Schema Definitions from an ODBC Text Source
Why This Pattern Matters
Sometimes a project must consume hundreds of flat files when direct database access is not allowed and the file documentation is incomplete. Manually defining the schema for each file is tedious and error prone. An ODBC text driver can expose a directory of files as a virtual database, where each file becomes a table. With that in place, the schema collection on the connection returns the column names and types for every file, and that metadata can drive ETL generation.
Setting Up the Driver
A 64-bit text ODBC driver is not installed on Windows by default. The Microsoft Access database engine redistributable provides one. Once installed, open the ODBC Data Sources control panel and add a new System or User DSN that uses the text driver. Pointing the DSN at the directory containing the files is enough; default file extensions handle most cases. The DSN gets a name (for example, 'flat_file_inbox') that the connection string later references.
Confirming the Source Works
After the driver is configured, the same DSN can be tested by importing one of the files into Excel through Get External Data, From Other Sources, Microsoft Query. The DSN appears as a database, and each file in the directory appears as a table. Confirming the source works in a familiar tool first keeps later code from chasing driver issues.

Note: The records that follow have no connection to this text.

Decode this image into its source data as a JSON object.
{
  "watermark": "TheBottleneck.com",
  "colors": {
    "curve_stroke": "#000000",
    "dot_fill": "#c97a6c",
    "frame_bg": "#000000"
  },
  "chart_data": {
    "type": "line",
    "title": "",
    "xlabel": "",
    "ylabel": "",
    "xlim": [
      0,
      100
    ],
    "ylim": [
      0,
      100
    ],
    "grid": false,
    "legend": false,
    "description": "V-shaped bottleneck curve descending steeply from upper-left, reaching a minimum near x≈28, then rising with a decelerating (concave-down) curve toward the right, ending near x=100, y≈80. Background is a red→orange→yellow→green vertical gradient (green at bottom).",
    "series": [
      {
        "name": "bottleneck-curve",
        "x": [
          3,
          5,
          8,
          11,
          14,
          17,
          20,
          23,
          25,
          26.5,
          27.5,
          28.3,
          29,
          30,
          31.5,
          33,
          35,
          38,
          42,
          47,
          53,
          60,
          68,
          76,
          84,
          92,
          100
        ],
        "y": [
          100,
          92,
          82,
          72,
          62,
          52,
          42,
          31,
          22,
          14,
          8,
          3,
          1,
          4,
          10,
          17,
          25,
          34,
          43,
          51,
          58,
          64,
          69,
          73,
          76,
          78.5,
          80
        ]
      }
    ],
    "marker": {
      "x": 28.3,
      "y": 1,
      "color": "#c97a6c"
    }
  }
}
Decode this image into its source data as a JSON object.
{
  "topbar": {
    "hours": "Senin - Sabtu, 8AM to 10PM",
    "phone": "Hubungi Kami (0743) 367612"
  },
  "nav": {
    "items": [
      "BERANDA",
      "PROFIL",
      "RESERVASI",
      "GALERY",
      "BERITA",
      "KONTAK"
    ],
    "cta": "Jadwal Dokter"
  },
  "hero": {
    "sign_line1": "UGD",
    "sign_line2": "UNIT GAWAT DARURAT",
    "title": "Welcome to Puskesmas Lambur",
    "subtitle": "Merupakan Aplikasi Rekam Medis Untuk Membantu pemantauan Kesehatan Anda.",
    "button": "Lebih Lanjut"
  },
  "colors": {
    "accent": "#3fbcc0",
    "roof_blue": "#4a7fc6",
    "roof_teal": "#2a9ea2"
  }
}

Reading the Schema in Code
A managed ODBC connection exposes schema collections that describe the source. The 'GetSchema' method on the connection returns metadata such as the list of tables, and a second call constrained to a single table returns its columns. The snippet below opens the DSN, lists every table, and writes each column name, type, and size for that table:
OdbcConnection conn = new OdbcConnection("DSN=flat_file_inbox");
conn.Open();
DataTable schema = conn.GetSchema();
DataTable restrictions = conn.GetSchema("Restrictions");
DataTable tables = conn.GetSchema("Tables");
foreach (DataRow tableRow in tables.Rows)
{
Console.WriteLine("{0}", tableRow["TABLE_NAME"]);
string[] tableRestrictions = { null, null, tableRow["TABLE_NAME"].ToString() };
DataTable columns = conn.GetSchema("Columns", tableRestrictions);
foreach (DataRow colRow in columns.Rows)
{
Console.WriteLine("\t{0},{1},{2}", colRow["COLUMN_NAME"], colRow["TYPE_NAME"], colRow["COLUMN_SIZE"]);
}
}
conn.Close();
Calling 'GetSchema("Columns")' without restrictions returns every column for every table at once, which can also be useful when the result is being inserted into a metadata table for later reuse.
Why It Works
The Schema Information collections on a database connection are conceptually similar to 'INFORMATION_SCHEMA' views inside a relational database. When pointed at a folder of flat files through an ODBC text driver, those same collections describe the files themselves. That metadata becomes the input that drives package generation, table creation, and any other downstream ETL work.